Jimmy begins to translate some Virgil, a passage about growing corn, and suggests that they should grow corn instead of potatoes. Bridget taunts the old man about how out of touch he is, as Manus tries to get everyone's attention. He asks if the Donnelly twins are planning to come to class, but Doalty doesn't know. They begin to do their schoolwork, with Manus checking in on their progress.
As Manus talks to Maire, the students talk quietly to one another and look at one another's work. Maire tells Manus that her passage money came through last Friday, and that she's considering going to America, since she has 10 younger siblings and no man in the house. She asks Manus if he applied for the job at the new national school, and he tells her he didn't. Maire is frustrated with him, insisting that the job pays 56 pounds a year, but Manus says that he cannot, since his father applied for it also.
Analysis
The play is set in 19th century Ireland, and located in a very unique setting of this era—the hedge-school. A hedge-school was an illegal school that existed in 18th and 19th century Ireland for children from "non-conforming" sects of Christianity (Catholicism and Presbyterianism). Friel, a lifelong Irish nationalist, sets his play in an environment in which tensions between British sovereignty in Ireland and native Irish cultural pride were high, in order to stage the political tensions that have shaped Ireland's national identity.
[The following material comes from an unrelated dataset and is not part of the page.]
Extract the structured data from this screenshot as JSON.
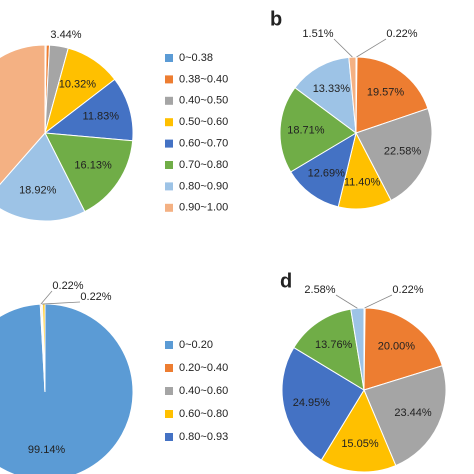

He peoples the play with equally specific characters, all of whom he describes with great detail and affection. His stage directions describe the characters' backstories in great detail, in ways that allow us to empathize with their plights and understand the richness of their individuality. While the setting of the play is historical, a distant memory of Ireland's past, Friel writes with a thorough detail to make his play and its characters realistic and fully-formed.
The play is true to its title from the start. Indeed the very first scene depicts several people pursuing different kinds of translation, whether they are struggling to communicate with one another or they are simply reading some ancient poetry for sport. Manus is seeking to teach the speechless Sarah to speak, and delights at the fact that he is able to motivate her to say her own name. No sooner has this happened than Jimmy comes over with his own translation of the poet Homer, comparing himself to the hero, Ulysses.
The larger translation to which the title refers is the complete communication blockage between the English and the Irish. The characters we meet at the hedge-school are all Irish people who resent the infringement of the English-speaking Red Coats in the area. While the actors in the play speak English, this is actually a theatrical device, and in the reality of the play, they are all speaking Gaelic to one another, barely able to understand the English language of the foreign invaders. The distance between the English and the Irish national languages is a hostile and complicated one, in that the Irish people at the school resent the colonial entitlement of the English, and feel as though their national identity is being infringed upon. Thus, the "translation" of language in this context contains a great deal of political hostility and tension.
The central characters also share their own specific intimacies and tensions. For instance, Maire and Manus share a special, intimate relationship, but are often caught up in conflict with one another; Maire is considering a move to America because of the desperate conditions of her home life, and Manus feels unable to apply for a job at the new national school because it would put him in competition with his father. While none of these conflicts are out in the open, we catch murmurs in private conversation within the makeshift schoolhouse.